Черт-лоча прикусил губу — такую губу, как у Ли Иньбу, просто грех было время от времени не прикусывать.

Действительно, судья стал появляться в аду все чаще и задерживаться все дольше, при этом выглядя осунувшимся и усталым. А Владыка Янь-ван, ранее чуть ли не ежедневно навещавший достойного сянъигуна и настойчиво предлагавший ему свою помощь, теперь оставил Солнечного чиновника в покое.

Надеется, что судья скоро помрет и останется у него навсегда?

Похоже на то! Судья, значит, каждую ночь трудится на благо Преисподней, а Владыка и пальцем не шевелит, чтобы помочь ему! Конечно, Владыке не терпится окончательно заполучить ценного работника, и воля Янь-вана — превыше всего, но...

За последнее время черт-лоча искренне привязался к своему коллеге; кроме того, Ли Иньбу был в долгу перед судьей за удачно изловленную Чернобурку. С другой стороны, гнев Янь-вана... Только если Ли Иньбу сейчас уйдет — Князь наверняка будет доволен, зато сам чиновник четвертого ранга перестанет уважать себя на всю оставшуюся вечность!

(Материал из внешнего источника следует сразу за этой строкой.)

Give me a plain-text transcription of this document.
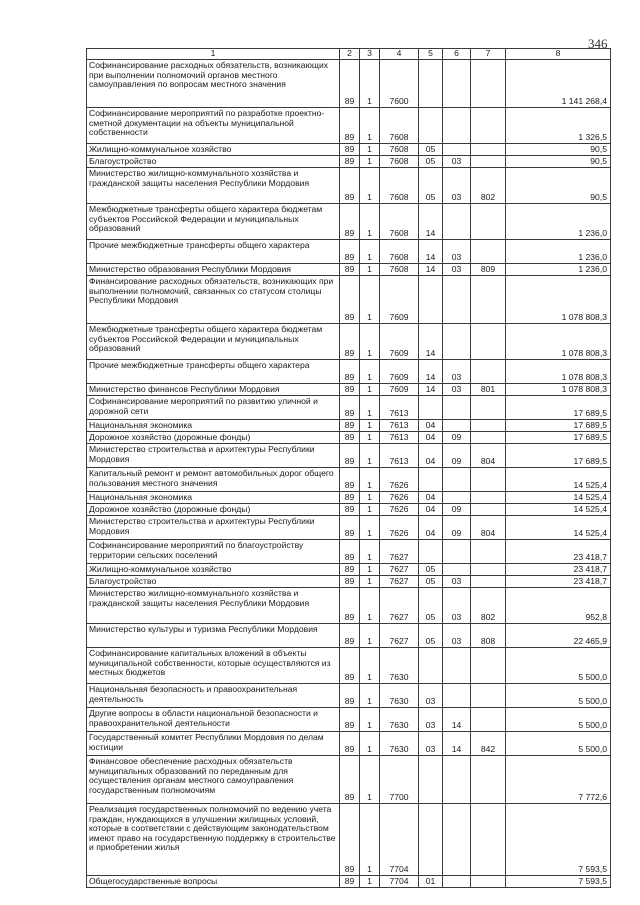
346
1	2	3	4	5	6	7	8
Софинансирование расходных обязательств, возникающих при выполнении полномочий органов местного самоуправления по вопросам местного значения	89	1	7600				1 141 268,4
Софинансирование мероприятий по разработке проектно-сметной документации на объекты муниципальной собственности	89	1	7608				1 326,5
Жилищно-коммунальное хозяйство	89	1	7608	05			90,5
Благоустройство	89	1	7608	05	03		90,5
Министерство жилищно-коммунального хозяйства и гражданской защиты населения Республики Мордовия	89	1	7608	05	03	802	90,5
Межбюджетные трансферты общего характера бюджетам субъектов Российской Федерации и муниципальных образований	89	1	7608	14			1 236,0
Прочие межбюджетные трансферты общего характера	89	1	7608	14	03		1 236,0
Министерство образования Республики Мордовия	89	1	7608	14	03	809	1 236,0
Финансирование расходных обязательств, возникающих при выполнении полномочий, связанных со статусом столицы Республики Мордовия	89	1	7609				1 078 808,3
Межбюджетные трансферты общего характера бюджетам субъектов Российской Федерации и муниципальных образований	89	1	7609	14			1 078 808,3
Прочие межбюджетные трансферты общего характера	89	1	7609	14	03		1 078 808,3
Министерство финансов Республики Мордовия	89	1	7609	14	03	801	1 078 808,3
Софинансирование мероприятий по развитию уличной и дорожной сети	89	1	7613				17 689,5
Национальная экономика	89	1	7613	04			17 689,5
Дорожное хозяйство (дорожные фонды)	89	1	7613	04	09		17 689,5
Министерство строительства и архитектуры Республики Мордовия	89	1	7613	04	09	804	17 689,5
Капитальный ремонт и ремонт автомобильных дорог общего пользования местного значения	89	1	7626				14 525,4
Национальная экономика	89	1	7626	04			14 525,4
Дорожное хозяйство (дорожные фонды)	89	1	7626	04	09		14 525,4
Министерство строительства и архитектуры Республики Мордовия	89	1	7626	04	09	804	14 525,4
Софинансирование мероприятий по благоустройству территории сельских поселений	89	1	7627				23 418,7
Жилищно-коммунальное хозяйство	89	1	7627	05			23 418,7
Благоустройство	89	1	7627	05	03		23 418,7
Министерство жилищно-коммунального хозяйства и гражданской защиты населения Республики Мордовия	89	1	7627	05	03	802	952,8
Министерство культуры и туризма Республики Мордовия	89	1	7627	05	03	808	22 465,9
Софинансирование капитальных вложений в объекты муниципальной собственности, которые осуществляются из местных бюджетов	89	1	7630				5 500,0
Национальная безопасность и правоохранительная деятельность	89	1	7630	03			5 500,0
Другие вопросы в области национальной безопасности и правоохранительной деятельности	89	1	7630	03	14		5 500,0
Государственный комитет Республики Мордовия по делам юстиции	89	1	7630	03	14	842	5 500,0
Финансовое обеспечение расходных обязательств муниципальных образований по переданным для осуществления органам местного самоуправления государственным полномочиям	89	1	7700				7 772,6
Реализация государственных полномочий по ведению учета граждан, нуждающихся в улучшении жилищных условий, которые в соответствии с действующим законодательством имеют право на государственную поддержку в строительстве и приобретении жилья	89	1	7704				7 593,5
Общегосударственные вопросы	89	1	7704	01			7 593,5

И Ли Иньбу принял решение.

Которое грозило осложнить его и без того адскую жизнь.

3

Дворец Чжоу-вана находился рядом, однако по дороге Ли Иньбу успел-таки насмерть перепугать двух прохожих, сломя голову бросившихся наутек.

«Хорошо бы и стражникам взять с них пример», — подумалось Маленькому Архату.

Однако стражники его надежд не оправдали. Поначалу они действительно малость струхнули и подались назад, но пришедший в себя командир рявкнул на гвардейцев, и охрана мигом ощетинилась лезвиями алебард.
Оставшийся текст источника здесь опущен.